Alex stroked the biner, running his fingers along the curve and feeling the metal. He wanted to grab it, pull, and safely complete his ropeless ascent of the Regular Route on Half Dome. He danced on a pair of tiny smears on the final slab of the route, a mere hundred feet from the top and a long fifteen hundred feet of the ground. Finally, Alex placed his foot, forgot about the carabiner, and finished the route. A hundred people crowded the summit but none of them noticed Honnold's remarkable solo. No gold medal for Honnold, though a few hikers commented that his barefoot hiking sure was badass.
Two days ago, a 5.14 climber fell soloing in Eastern Washington, lobbing off a thousand foot cliff to his death. "At least he died doing what he loved," Isaac told me. I could only think, "Yeah, but he still died."

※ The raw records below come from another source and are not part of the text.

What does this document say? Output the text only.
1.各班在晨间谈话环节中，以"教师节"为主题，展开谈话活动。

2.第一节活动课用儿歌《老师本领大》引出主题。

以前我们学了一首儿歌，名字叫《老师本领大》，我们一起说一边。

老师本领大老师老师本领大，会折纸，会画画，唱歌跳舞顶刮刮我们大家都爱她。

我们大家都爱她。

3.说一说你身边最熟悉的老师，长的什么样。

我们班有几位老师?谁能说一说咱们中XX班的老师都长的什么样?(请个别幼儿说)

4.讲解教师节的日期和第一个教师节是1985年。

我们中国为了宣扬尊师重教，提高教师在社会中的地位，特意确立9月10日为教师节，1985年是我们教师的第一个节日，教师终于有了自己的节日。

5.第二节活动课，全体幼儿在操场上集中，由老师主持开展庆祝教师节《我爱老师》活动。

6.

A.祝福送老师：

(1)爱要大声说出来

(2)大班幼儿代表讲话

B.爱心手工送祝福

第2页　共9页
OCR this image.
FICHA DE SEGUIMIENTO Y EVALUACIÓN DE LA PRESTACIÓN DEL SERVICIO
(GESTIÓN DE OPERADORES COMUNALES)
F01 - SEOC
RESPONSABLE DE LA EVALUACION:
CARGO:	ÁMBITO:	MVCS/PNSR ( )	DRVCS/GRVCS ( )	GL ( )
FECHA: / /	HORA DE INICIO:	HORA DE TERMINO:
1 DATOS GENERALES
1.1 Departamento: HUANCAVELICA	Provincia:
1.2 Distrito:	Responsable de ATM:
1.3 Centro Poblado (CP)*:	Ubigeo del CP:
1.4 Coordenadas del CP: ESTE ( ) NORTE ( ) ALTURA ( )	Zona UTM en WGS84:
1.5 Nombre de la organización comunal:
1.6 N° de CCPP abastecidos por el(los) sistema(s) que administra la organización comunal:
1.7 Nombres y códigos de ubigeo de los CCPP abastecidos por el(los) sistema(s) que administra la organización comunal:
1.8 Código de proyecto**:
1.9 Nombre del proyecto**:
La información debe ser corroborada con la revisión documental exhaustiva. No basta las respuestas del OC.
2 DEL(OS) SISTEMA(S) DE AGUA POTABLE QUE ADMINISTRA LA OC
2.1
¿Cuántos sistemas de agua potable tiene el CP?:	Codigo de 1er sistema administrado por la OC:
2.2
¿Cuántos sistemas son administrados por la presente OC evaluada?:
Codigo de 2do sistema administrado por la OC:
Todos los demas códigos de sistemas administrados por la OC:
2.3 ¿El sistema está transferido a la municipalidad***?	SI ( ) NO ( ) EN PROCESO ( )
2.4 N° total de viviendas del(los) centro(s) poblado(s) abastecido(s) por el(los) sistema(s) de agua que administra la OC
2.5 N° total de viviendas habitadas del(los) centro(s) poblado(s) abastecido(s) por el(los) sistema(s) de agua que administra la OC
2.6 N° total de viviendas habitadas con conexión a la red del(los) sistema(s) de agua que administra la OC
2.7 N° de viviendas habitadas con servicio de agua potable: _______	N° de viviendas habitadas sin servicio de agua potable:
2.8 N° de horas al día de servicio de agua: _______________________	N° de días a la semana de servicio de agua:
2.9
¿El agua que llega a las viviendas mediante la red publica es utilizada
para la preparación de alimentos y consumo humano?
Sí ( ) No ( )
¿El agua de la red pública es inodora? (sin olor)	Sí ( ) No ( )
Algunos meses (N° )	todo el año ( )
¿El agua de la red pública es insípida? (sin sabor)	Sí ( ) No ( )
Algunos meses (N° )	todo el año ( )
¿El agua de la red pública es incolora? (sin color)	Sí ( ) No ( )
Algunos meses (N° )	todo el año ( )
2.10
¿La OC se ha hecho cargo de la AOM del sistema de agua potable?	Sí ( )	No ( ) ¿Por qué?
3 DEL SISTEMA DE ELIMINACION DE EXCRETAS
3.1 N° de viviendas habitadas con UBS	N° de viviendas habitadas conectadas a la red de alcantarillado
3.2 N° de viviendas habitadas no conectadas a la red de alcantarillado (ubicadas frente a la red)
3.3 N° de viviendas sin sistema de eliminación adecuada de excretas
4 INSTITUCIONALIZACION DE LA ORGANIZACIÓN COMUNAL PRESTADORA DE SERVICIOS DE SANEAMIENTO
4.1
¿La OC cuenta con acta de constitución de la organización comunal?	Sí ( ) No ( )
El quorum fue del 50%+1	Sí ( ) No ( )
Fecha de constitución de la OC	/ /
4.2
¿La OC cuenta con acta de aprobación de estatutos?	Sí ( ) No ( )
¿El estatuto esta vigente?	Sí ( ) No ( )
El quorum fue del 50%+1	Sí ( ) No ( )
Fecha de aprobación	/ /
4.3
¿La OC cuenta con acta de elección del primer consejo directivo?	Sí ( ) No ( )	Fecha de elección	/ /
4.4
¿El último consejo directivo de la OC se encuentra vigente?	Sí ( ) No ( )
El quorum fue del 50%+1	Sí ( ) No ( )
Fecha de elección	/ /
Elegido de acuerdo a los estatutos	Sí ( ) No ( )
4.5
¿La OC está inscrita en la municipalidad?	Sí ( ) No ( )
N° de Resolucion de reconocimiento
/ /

The same day at Goldbar, Mikey Schaefer, Keri Carleton, and I stood under a twenty foot slab boulder problem. Mikey tried it first, dancing his feet around then falling onto the pads. I climbed to his highpoint with a slightly different sequence and grabbed the jugs heading to the top. The top of the boulder was dirty and covered with moss. I stood carefully up, ready to top out. Then I slipped. I fell twenty feet. Flashback to Joshua Tree. I screamed, thinking I was going to die. I crumpled into a ball, narrowly avoiding breaking my ankle. My butt slammed into the rock leaving a large bruise on my quad. There are teeth marks on my tongue from biting down so hard on impact.
My hand still hurts. I should quit climbing. I wish I hadn't come to Washington. Last night when I told Matt about my regrets he responded, "Yeah, I told you so."